The simple bullock led cart, as per its namesake has—for a long time—been part and parcel of Sri Lankan life; it was the most convenient and preferred mode of transportation at a time when motor cars were scarce. An afternoon spent at Raman Maama’s workshop gave me an insight on the making of this vehicle of yesteryear.
Words Hansani Bandara Photographs Damith Wickramasinghe
One of my initial encounters with a bullock cart was when I read ‘Gamperaliya’, a celebrated composition of Sinhala literature. I remember so fondly imagining the blissful cart journey made by Piyal and Nanda along with their families, to the Paragoda Viharaya (temple) to offer Na (Ceylon Ironwood) flower offerings.
“All women of the group sat on the two benches that were fixed on to the rack of the decorated bullock cart. Men were to follow the cart on foot. The dim light from the two barn lanterns—one hung on the hood and other at the end of the rack from behind—barely faded the darkness dominating the surrounding,” Martin Wickramasinghe, ‘Gamperaliya’.

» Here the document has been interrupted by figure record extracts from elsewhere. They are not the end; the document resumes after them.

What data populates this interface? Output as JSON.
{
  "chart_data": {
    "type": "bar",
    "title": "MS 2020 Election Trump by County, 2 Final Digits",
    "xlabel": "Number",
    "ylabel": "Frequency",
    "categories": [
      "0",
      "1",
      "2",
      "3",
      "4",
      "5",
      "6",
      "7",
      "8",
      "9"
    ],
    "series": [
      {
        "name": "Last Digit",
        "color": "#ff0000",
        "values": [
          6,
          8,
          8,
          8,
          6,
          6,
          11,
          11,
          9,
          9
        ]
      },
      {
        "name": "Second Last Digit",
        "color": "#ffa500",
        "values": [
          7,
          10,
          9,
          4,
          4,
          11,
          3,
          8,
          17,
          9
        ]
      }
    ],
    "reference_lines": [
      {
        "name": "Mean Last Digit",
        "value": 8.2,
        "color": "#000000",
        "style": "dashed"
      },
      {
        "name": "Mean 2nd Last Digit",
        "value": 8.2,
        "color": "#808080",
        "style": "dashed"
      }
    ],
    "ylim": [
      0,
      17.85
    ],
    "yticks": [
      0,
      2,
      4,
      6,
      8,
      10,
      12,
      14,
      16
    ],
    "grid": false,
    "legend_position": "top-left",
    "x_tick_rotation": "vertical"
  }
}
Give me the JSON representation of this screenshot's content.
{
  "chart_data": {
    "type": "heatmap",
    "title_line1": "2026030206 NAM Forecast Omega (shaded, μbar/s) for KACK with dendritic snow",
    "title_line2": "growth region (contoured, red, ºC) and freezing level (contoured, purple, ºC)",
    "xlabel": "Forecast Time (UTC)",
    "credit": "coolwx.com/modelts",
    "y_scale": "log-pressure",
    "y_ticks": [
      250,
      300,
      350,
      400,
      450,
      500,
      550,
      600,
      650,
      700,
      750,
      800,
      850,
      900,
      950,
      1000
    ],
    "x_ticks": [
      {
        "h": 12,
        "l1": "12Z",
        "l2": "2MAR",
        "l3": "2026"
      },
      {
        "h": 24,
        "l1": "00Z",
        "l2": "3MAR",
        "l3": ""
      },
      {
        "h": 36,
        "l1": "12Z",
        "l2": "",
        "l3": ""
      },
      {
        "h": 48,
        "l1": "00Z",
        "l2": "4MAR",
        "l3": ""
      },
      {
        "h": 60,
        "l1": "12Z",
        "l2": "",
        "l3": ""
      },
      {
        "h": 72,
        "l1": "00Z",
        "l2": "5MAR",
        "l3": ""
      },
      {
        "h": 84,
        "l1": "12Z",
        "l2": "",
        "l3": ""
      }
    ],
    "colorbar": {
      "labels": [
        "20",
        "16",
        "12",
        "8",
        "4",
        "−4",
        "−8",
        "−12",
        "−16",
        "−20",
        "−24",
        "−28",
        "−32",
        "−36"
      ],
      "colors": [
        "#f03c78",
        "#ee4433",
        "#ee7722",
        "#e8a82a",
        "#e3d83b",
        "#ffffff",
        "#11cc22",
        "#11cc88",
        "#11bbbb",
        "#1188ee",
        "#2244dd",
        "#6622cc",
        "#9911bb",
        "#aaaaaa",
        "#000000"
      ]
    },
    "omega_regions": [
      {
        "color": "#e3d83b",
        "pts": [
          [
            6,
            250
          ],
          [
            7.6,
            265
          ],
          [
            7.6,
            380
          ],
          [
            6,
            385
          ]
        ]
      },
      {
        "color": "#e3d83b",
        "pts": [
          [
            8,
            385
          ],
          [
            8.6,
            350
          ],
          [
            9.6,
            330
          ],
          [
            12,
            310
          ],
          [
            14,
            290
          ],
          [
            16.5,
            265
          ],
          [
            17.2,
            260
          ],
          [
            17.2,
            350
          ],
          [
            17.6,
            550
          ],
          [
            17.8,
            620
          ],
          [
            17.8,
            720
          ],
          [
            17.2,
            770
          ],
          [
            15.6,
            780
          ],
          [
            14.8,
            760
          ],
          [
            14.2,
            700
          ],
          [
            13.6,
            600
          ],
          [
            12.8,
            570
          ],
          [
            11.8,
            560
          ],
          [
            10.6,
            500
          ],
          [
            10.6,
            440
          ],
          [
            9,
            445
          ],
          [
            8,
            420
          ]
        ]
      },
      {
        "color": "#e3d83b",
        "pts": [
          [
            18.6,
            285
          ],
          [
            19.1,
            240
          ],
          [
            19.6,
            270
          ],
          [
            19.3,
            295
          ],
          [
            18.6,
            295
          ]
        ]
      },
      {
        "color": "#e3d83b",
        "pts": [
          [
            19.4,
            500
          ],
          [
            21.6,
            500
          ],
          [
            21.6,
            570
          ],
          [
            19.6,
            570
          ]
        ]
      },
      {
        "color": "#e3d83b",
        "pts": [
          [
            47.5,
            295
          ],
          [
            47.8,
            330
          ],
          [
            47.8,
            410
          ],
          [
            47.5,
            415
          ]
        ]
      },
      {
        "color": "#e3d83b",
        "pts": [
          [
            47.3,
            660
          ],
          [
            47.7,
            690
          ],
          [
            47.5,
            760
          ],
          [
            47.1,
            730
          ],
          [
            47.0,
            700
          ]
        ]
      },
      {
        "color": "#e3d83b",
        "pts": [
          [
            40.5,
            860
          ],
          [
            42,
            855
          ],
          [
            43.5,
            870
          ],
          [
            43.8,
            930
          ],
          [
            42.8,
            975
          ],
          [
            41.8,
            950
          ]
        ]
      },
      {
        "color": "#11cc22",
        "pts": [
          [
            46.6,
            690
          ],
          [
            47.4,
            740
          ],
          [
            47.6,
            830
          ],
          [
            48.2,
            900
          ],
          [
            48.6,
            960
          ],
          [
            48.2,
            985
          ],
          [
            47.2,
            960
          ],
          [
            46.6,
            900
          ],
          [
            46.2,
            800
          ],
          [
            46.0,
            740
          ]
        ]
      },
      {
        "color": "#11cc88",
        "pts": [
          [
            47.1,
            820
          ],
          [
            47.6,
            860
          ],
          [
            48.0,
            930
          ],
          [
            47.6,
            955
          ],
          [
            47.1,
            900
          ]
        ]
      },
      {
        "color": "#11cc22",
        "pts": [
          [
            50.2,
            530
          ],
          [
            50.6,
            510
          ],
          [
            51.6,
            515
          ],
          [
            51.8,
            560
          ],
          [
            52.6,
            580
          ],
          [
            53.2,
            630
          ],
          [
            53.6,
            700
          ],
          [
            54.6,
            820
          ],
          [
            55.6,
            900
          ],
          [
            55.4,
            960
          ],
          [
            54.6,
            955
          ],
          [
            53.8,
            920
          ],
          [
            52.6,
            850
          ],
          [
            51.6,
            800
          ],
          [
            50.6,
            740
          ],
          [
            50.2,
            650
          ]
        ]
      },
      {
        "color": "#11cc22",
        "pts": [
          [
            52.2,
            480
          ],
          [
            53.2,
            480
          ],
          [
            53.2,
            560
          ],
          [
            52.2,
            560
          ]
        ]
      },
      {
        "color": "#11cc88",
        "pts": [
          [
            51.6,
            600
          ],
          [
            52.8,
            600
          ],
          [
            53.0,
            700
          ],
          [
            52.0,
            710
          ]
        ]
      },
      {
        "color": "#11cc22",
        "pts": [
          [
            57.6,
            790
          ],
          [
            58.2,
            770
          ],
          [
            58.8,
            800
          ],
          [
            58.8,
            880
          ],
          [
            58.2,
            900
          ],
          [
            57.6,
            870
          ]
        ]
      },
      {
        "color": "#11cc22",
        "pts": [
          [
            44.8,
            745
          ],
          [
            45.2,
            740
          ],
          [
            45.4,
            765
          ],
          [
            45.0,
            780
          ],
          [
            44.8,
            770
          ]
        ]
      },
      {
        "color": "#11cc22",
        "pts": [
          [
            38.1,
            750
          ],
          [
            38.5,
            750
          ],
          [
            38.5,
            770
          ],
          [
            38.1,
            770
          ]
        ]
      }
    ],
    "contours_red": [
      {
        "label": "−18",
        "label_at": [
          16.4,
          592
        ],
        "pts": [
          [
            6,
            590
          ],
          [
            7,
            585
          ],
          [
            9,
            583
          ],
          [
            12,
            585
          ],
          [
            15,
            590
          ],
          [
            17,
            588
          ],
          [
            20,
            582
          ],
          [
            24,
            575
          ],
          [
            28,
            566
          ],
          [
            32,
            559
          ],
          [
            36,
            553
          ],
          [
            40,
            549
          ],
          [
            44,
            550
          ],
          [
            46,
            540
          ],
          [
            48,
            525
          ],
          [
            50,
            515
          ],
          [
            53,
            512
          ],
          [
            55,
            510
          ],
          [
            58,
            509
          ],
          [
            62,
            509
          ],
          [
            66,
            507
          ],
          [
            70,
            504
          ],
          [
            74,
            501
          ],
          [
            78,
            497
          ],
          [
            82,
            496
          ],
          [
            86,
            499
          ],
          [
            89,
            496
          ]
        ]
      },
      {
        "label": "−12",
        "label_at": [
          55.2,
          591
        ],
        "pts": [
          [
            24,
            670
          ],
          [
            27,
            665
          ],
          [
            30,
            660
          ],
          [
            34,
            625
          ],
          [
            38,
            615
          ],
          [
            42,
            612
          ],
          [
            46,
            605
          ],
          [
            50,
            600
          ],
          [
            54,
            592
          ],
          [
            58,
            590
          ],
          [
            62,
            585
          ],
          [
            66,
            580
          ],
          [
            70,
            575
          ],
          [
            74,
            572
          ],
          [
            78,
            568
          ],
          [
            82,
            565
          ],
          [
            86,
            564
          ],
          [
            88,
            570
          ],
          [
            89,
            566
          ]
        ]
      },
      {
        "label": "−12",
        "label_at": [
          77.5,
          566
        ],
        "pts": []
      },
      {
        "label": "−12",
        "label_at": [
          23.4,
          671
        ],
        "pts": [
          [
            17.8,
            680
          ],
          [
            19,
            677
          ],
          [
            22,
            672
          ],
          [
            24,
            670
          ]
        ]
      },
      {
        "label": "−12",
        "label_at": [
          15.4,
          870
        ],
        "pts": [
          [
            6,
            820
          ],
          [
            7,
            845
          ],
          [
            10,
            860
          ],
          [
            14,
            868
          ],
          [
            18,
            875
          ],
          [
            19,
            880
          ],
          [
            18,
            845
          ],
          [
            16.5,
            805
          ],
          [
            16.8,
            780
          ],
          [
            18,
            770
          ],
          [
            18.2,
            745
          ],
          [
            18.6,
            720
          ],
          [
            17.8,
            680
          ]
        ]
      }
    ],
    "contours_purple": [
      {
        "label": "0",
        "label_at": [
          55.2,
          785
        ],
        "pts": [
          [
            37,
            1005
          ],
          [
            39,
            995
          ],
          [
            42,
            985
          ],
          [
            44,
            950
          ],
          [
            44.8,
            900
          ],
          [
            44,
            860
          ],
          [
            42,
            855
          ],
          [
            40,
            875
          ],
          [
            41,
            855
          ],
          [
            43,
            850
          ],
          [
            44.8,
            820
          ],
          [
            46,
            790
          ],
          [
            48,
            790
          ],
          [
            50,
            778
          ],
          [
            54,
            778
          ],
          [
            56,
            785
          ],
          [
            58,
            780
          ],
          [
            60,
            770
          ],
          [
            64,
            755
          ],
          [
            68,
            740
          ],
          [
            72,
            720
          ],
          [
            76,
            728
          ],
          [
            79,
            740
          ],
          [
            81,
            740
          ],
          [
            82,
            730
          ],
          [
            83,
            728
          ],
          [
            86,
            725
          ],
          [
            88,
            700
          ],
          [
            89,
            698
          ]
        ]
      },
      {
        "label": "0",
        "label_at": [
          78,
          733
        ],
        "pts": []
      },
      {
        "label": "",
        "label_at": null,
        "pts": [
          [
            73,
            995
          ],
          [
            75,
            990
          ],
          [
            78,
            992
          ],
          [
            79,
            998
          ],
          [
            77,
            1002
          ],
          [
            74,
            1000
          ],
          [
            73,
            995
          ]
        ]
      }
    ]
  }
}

While such accounts reveal the inseparable connection between the bullock cart and Sri Lankan lifestyle of yesteryear, Raman Maama (uncle Raman) has led a life that has been closely knit to carts. His family has been the only cart maker in the Katana area for over 40 years.
The lively atmosphere of Raman Maama’s workshop made me all the more inquisitive to find out more about the birth and making of what was once the most preferred mode of transportation of the country.In one instance, the Maina Hama or the pair of bellows gave out hot fumes fiercely burning the metal bar, which bore each hammering made to mould it into shape. Then Raman Maama would slice a piece of wood to make another part. He explains that the first step in making a cart is selecting the proper types of wood. The commonly used are Domba, Gansooriya, Halmilla, Milla and Burutha (Satinwood).
After selecting the wood, Raman Maama begins to make the ‘bone lee’ or the wooden beams that connect the yoke to the cart. Domba is used for this purpose. Then the rack of the cart is made out of Gansooriya. The rack is usually made to be six feet long and three feet wide, so that it is able to carry a fair amount of weight. As such the ‘bone leeya’ is made to a length of 12 feet.
Types of carts
Thirikkale is a single seater bullock cart, which was mainly used for racing
Typically used for the conveyance of heavy loads, the Barabage was also used for travelling
Then comes the toughest task, which is making the wheels. The shape of the wheel is made connecting six bent wooden planks or ‘wangu’ on to a frame made using twelve wooden spokes. According to rural diction, the wooden spokes of a cart wheel are called ‘garadi’. The hub of the wheel or ‘boas gediya’ is made using satinwood to facilitate the firm holding of the wheel to the axel. Made out of Halmilla and Milla, it is 45 inches in diameter. A metal strap is fixed around the wheel to be able to travel in harsh roads.
Once the rack, ‘bone leeya’ and the wheels are completed, they are then fixed together to complete the cart.
Giving an artistic touch to the typical wagon, he would then give the final touches with carvings that are done on the wheel and the rack. This is a trait he has mastered over the years and one that is unique to the carts made at Raman Maama’s workshop.
“The entire process takes about a month,” says Raman Maama, adding that now there is an increased demand for bullock carts since many people are fond of keeping them as decorative pieces.
The bullock cart took me down memory lane, to the simplicity of country living and the times of yesteryear, where the pace of life was slow and charming. It was a revisit to the past or better yet, a hope for the future.